A second significant event was the feint that the U.S. might stop payments in October 2013. For the second time in this decade, the United States was on the edge of default, with a federal public debt that, at the time, was reaching $16.7 trillion, equal to 105 percent of its 2012 gross domestic product — surpassing $17.2 trillion toward the end of November 2013. Added together, all the public and private debts amount to something around 360 percent of the GDP. There was no default, but evidence of serious, political-institutional deterioration. For days, the political elites played with defaulting, exchanging tricks and low blows, until arriving to the Oct. 17 deadline, trying to outdo one another with a financial bombshell which, had it exploded, would have created an unprecedented global financial catastrophe and certainly wounded the American economy in the hyper-recession. Now, everyone is waiting for the next game of default, without knowing how it could end up.

The background is the financial deterioration of an economy quashed by debt, whose increasingly loud groans shed light on a political class that plays with stopping payments and the explosion of global capitalism, as if it were disputing the outcome of a baseball game or some local election. The tragedy is assumed with absolute frivolity; the decadence numbs the ruling elites.

These two facts — the political-military failure in Syria, plus the political-institutional scandal concerning the default and the economic mess that supports it — foster a third destructive phenomenon, the exhaustion of the imperial unipolarity, the rapid loss of relative U.S. world power. This compels the advance of regional powers and gives at least two aspiring ones a prominent global role: Russia and China. However, those movements do not impose the construction of a multipolar world, meaning the complete redistribution of the planet among a group reduced from the empires. What is now being produced — and is now speeding up — is a process of depolarization, and not of multipolarization, where neither one, nor three, superpowers can control the global system. It is the imperial hierarchy of capitalism, as manipulated by one master or several, that goes throughout the system’s entire history, which finds itself in decadence. In the first place, it will involve the old poles, such as the United States, the great Western European powers — Germany, England, France — and Japan, but also new or renewed powers: The Chinese economy is deflating, following the route that its industrial export system grades for its great declining clients: the United States, Japan and EU. The Russian economy is stagnating in 2013, and the predictions for 2014 are worse; the recession in Europe affects its energy exports. India and Brazil are in no better a situation: In both cases, the economy is stagnant and threatens to go into recession. All of the great economies are finding themselves trapped by the crisis — the traditional ones, as well as the emerging ones, those who take refuge in neoliberalism, and those who practice state capitalism. The motor of decadence is the G-7, while the BRICS are gradually — for now — entering into the common procedures.

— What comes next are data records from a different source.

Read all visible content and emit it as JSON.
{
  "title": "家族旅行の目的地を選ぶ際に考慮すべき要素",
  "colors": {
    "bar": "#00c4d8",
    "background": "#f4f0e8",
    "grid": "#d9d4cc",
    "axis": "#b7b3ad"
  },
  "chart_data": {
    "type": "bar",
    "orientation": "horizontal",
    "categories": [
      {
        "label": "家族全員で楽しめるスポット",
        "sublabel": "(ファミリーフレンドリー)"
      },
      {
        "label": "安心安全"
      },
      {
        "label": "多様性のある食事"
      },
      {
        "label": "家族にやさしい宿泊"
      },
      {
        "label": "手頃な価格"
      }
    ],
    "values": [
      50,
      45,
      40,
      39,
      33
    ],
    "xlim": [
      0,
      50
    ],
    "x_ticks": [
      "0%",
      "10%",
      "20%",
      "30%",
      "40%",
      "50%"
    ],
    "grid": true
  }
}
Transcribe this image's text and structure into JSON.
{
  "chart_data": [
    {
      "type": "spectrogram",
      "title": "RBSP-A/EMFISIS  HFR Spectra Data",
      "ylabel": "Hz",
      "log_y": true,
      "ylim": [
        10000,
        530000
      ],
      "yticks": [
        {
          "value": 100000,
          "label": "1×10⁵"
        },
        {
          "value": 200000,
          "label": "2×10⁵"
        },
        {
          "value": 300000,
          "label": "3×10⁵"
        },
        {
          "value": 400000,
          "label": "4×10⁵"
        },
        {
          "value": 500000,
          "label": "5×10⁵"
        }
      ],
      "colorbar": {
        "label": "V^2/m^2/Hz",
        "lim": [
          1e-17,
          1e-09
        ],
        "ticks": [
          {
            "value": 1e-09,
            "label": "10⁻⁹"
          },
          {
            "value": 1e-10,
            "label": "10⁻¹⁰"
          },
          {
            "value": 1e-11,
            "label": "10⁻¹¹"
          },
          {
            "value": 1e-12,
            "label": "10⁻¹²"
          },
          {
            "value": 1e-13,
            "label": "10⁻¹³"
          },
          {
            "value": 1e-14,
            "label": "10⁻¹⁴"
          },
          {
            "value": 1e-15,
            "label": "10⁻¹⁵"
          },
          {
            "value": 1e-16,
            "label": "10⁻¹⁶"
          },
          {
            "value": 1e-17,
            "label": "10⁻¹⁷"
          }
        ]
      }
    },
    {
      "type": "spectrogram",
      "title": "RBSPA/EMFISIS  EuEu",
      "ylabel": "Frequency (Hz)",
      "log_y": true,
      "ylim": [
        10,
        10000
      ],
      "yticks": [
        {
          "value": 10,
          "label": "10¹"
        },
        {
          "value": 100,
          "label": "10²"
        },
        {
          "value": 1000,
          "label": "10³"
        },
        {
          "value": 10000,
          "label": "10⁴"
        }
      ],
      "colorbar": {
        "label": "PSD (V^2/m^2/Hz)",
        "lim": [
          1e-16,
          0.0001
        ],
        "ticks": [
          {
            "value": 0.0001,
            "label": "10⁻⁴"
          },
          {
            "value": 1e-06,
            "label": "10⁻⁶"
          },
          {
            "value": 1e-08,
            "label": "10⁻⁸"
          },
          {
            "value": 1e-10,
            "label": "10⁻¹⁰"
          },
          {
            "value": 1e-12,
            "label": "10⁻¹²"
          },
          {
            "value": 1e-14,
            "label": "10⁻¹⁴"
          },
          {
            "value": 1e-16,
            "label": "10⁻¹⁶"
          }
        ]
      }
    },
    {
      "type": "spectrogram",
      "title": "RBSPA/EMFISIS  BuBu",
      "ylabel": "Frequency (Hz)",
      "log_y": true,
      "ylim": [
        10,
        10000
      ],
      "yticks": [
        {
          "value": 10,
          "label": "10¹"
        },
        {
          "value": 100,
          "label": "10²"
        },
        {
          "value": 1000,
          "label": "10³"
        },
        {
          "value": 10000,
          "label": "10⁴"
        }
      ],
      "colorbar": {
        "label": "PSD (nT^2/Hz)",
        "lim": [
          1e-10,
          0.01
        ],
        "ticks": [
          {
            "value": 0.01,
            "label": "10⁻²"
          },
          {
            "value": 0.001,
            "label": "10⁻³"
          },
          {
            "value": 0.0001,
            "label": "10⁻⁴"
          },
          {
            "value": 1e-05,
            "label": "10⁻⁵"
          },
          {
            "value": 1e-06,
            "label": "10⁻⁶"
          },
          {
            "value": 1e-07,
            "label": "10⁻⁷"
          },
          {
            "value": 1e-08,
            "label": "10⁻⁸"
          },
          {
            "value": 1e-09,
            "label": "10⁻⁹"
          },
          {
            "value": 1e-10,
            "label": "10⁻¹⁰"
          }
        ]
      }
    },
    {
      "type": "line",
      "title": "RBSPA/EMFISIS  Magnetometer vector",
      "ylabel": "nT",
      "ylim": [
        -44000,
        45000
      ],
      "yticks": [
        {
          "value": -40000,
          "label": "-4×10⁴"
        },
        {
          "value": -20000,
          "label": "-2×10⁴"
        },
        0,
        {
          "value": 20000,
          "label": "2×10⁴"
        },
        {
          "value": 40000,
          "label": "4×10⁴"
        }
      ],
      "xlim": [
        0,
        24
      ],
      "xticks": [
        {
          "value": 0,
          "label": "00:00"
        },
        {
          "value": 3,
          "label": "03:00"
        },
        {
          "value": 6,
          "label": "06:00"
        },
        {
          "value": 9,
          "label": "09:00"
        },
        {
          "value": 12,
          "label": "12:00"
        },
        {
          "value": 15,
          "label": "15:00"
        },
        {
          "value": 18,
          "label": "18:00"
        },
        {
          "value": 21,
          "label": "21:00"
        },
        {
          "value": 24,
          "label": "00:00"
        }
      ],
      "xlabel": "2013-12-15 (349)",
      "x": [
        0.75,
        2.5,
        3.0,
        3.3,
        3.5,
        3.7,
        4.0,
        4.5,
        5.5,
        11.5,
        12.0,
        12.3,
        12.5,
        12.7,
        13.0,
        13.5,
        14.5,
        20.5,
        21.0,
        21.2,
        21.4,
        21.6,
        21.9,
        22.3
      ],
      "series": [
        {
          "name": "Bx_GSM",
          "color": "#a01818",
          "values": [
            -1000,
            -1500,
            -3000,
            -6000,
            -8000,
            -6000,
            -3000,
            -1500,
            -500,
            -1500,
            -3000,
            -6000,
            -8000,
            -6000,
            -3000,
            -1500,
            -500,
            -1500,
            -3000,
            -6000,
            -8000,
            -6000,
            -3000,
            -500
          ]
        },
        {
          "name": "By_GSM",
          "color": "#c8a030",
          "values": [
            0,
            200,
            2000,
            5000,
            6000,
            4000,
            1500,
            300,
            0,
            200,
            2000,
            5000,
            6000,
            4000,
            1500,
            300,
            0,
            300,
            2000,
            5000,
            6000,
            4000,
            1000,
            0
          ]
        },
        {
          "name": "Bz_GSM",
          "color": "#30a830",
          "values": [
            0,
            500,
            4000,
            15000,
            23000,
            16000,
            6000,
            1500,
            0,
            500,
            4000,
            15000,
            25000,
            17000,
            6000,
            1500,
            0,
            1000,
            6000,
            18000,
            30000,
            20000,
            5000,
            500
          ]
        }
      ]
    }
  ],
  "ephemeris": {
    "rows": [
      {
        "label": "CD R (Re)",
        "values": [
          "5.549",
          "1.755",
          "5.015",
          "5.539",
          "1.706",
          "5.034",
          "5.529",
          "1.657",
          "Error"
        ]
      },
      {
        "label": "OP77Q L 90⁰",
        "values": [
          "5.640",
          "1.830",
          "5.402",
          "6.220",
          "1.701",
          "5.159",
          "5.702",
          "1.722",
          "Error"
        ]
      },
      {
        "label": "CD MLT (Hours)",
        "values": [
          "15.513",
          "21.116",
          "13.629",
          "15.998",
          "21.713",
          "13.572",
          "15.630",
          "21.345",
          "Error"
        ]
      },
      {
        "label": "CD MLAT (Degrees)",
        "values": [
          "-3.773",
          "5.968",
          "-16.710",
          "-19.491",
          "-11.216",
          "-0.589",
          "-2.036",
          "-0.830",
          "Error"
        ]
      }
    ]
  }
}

The global depolarization seems to be a complex phenomenon, with contradictory images, where some powers fall back and others advance, where some only seem to recover to later fall back into decline. Others seem to be free of the depressive wave, only to suffer the impacts of the global entropic forces later down the road. It is necessary to understand the details, the specifics, but without losing sight of the bigger picture: the global systematic decadence.

The depolarization does not establish a sort of global, democratized capitalism, with less imperialism, with more articulated national or regional autonomy expanding its productive strengths. The illusion of progressive depolarization is no less unreal than that of orderly multipolarity. Reality shows the system headed toward larger and larger convulsions, toward the generalization of disorder, environmental self-destruction, enlarged playback of the economy tending toward zero and announcing becoming negative. It is capitalism being exhausted, which, in being depolarized, disarticulates itself, presenting future brutality, but also of insurgent messengers of liberating utopias.